General methods are presented for modeling and simulating DNA molecules with bound proteins on the macromolecular level. These new approaches are motivated by the need for accurate and affordable methods to simulate slow processes (on the millisecond timescale) in DNA/protein systems, such as the large-scale motions involved in the Hin-mediated inversion process. Our approaches, based on the worm-like chain model of long DNA molecules, introduce inhomogeneous potentials for DNA/protein complexes based on available atomic-level structures. Electrostatically, we treat those DNA/protein complexes as sets of effective charges, optimized by our Discrete Surface Charge Optimization (DiSCO) package, in which the charges are distributed on an excluded volume surface that represents the macromolecular complex.

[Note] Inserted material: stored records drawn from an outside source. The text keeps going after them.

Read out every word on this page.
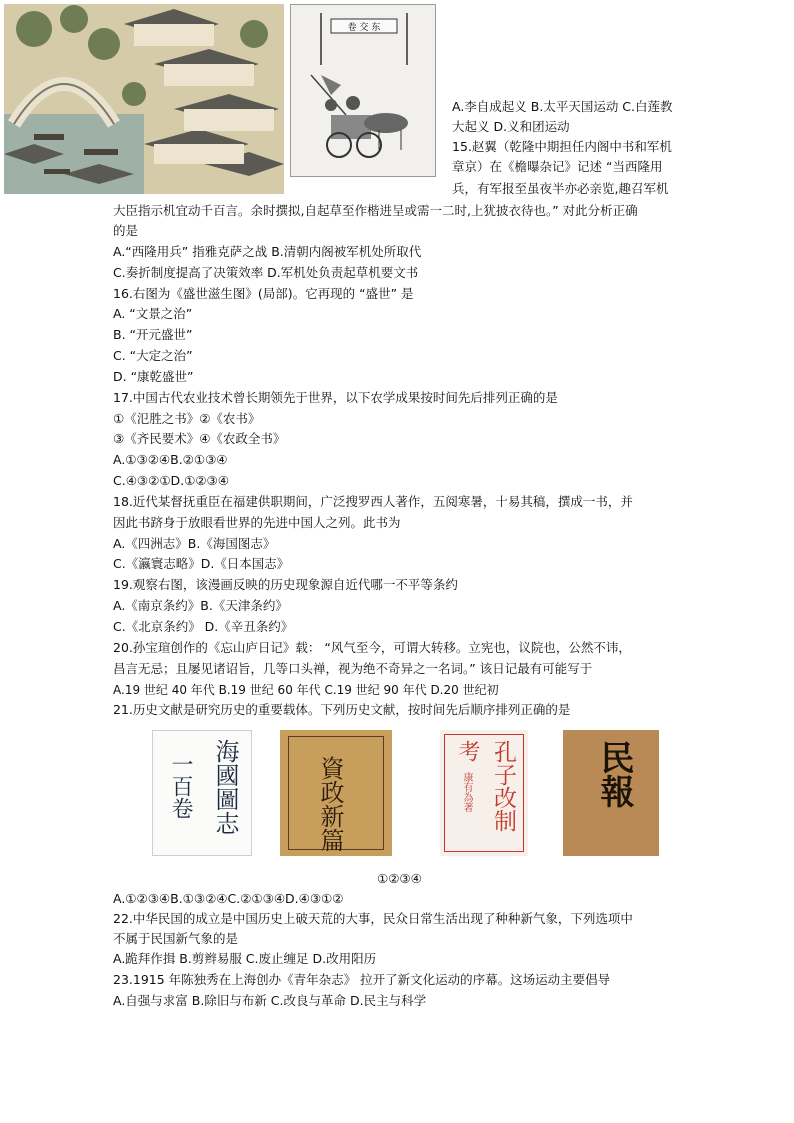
卷 交 东
A.李自成起义 B.太平天国运动 C.白莲教
大起义 D.义和团运动
15.赵翼（乾隆中期担任内阁中书和军机
章京）在《檐曝杂记》记述 “当西隆用
兵，有军报至虽夜半亦必亲览,趣召军机
大臣指示机宜动千百言。余时撰拟,自起草至作楷进呈或需一二时,上犹披衣待也。” 对此分析正确
的是
A.“西隆用兵” 指雅克萨之战 B.清朝内阁被军机处所取代
C.奏折制度提高了决策效率 D.军机处负责起草机要文书
16.右图为《盛世滋生图》(局部)。它再现的 “盛世” 是
A. “文景之治”
B. “开元盛世”
C. “大定之治”
D. “康乾盛世”
17.中国古代农业技术曾长期领先于世界，以下农学成果按时间先后排列正确的是
①《氾胜之书》②《农书》
③《齐民要术》④《农政全书》
A.①③②④B.②①③④
C.④③②①D.①②③④
18.近代某督抚重臣在福建供职期间，广泛搜罗西人著作，五阅寒暑，十易其稿，撰成一书，并
因此书跻身于放眼看世界的先进中国人之列。此书为
A.《四洲志》B.《海国图志》
C.《瀛寰志略》D.《日本国志》
19.观察右图，该漫画反映的历史现象源自近代哪一不平等条约
A.《南京条约》B.《天津条约》
C.《北京条约》 D.《辛丑条约》
20.孙宝瑄创作的《忘山庐日记》载： “风气至今，可谓大转移。立宪也，议院也，公然不讳，
昌言无忌；且屡见诸诏旨，几等口头禅，视为绝不奇异之一名词。” 该日记最有可能写于
A.19 世纪 40 年代 B.19 世纪 60 年代 C.19 世纪 90 年代 D.20 世纪初
21.历史文献是研究历史的重要载体。下列历史文献，按时间先后顺序排列正确的是
海國圖志
一百卷	資政新篇	孔子改制
考
康有為著	民報
①②③④
A.①②③④B.①③②④C.②①③④D.④③①②
22.中华民国的成立是中国历史上破天荒的大事，民众日常生活出现了种种新气象，下列选项中
不属于民国新气象的是
A.跪拜作揖 B.剪辫易服 C.废止缠足 D.改用阳历
23.1915 年陈独秀在上海创办《青年杂志》 拉开了新文化运动的序幕。这场运动主要倡导
A.自强与求富 B.除旧与布新 C.改良与革命 D.民主与科学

We also introduce directional bending potentials as well as non-identical bead hydrodynamics modeling to further mimic the inhomogeneous effects caused by protein binding. These models thus account for basic elements of protein binding effects on DNA local structure while being computational tractable. To validate these models and methods, we reproduce various properties measured by both Monte Carlo methods and experiments. We then apply the developed models to study the Hin-mediated inversion system in long DNA. By simulating supercoiled, circular DNA system with or without bound proteins, we observe significant effects of protein binding on global conformations and long-time dynamics of the DNA on the kilo basepair length.